Sigo a saga da noite com a leitura de Nada será como antes, romance de Andreia Schefer, recém-iniciado dias atrás. É uma leitura que atravessa a madrugada e, de certa forma, parece conversar com o artigo de Helena Terra sobre vergonha, memória e aprendizado. Naquele, a autora aponta, com refinada clareza, que o passado não fica quieto; ele se revela aos poucos, especialmente quando a vergonha atua como estilhaço que pode tanto calar quanto mobilizar. Ao ler o romance de Andreia Schefer, vejo esse paradoxo em ação: a necessidade de curar feridas que não foram realmente curadas depende de confrontar memórias que insistem em não obedecer ao esquecimento. É justamente nessa tensão entre manter segredos e exigir revelações que a leitura se transforma, para mim, em uma ponte entre o que foi e o que precisa ser percebido para que haja algum tipo de reparação. Percebo que a autora não celebra a vergonha como motor de negação, mas a coloca sob a lupa da coragem: enfrentar-se à própria memória é o passo que pode tornar possível a transformação, não a repetição cega do que aconteceu.
Andreia Schefer

Quando Vitória, nome emblemático, retorna às suas raízes, a um passado onde segredos são mascarados por narrativas diversas, camuflando verdades dolorosas com disfarces e mentiras, o que fazer quando estas vêm à tona? Será que é possível passar um pano por cima e seguir adiante?
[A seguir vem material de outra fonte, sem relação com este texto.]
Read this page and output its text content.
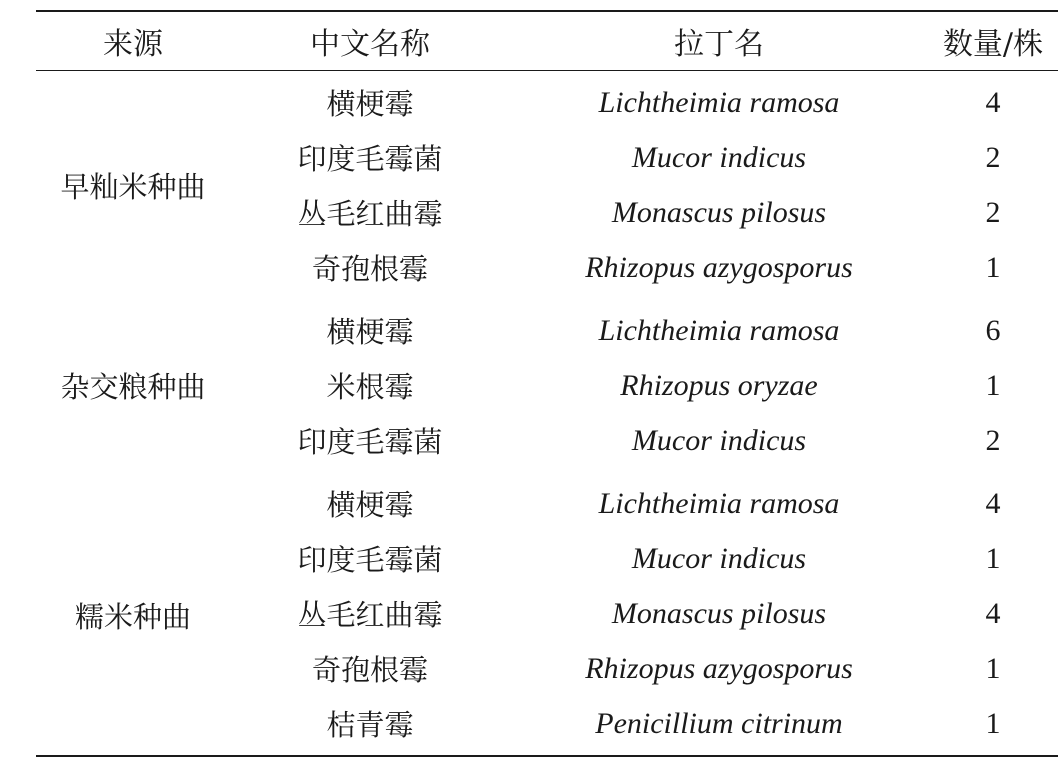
来源	中文名称	拉丁名	数量/株
早籼米种曲	横梗霉	Lichtheimia ramosa	4
	印度毛霉菌	Mucor indicus	2
	丛毛红曲霉	Monascus pilosus	2
	奇孢根霉	Rhizopus azygosporus	1
杂交粮种曲	横梗霉	Lichtheimia ramosa	6
	米根霉	Rhizopus oryzae	1
	印度毛霉菌	Mucor indicus	2
糯米种曲	横梗霉	Lichtheimia ramosa	4
	印度毛霉菌	Mucor indicus	1
	丛毛红曲霉	Monascus pilosus	4
	奇孢根霉	Rhizopus azygosporus	1
	桔青霉	Penicillium citrinum	1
A resposta, no romance e na vida real, nunca é simples. A ideia de que nenhuma ferida foi realmente curada até o momento em que o passado é confrontado sugere que a cura não é um instante, mas um processo que exige a coragem de revisitar memórias dolorosas, lembranças que vergonha e silêncio costumam tentar enterrar.

A leitura fluida do romance, com capítulos curtos que integram passado e presente da protagonista, me faz revisitar meu próprio passado. E também o ontem coletivo, tão cheio de disfarces e verdades enterradas. Nesse sentido, a leitura, para mim, não foi apenas uma busca por enredos: foi uma experiência que abriu espaço para que eu reconduzisse, em minha própria memória, fatos políticos que vivenciei e que, em tempos de convulsão, foram marcados pela vergonha de tantos de nós que não tinham respostas adequadas diante de certos acontecimentos. Até porque ousar reagir, em tempos de repressão, pode significar preços muito altos: o desaparecimento físico, a tortura e o apagamento de toda uma história. Refleti que a vergonha pode estar entrelaçada com o aprendizado. É reconhecer que memória não é apenas resgate de fatos passados, mas a forma como os aprendizados do presente se constroem a partir deles.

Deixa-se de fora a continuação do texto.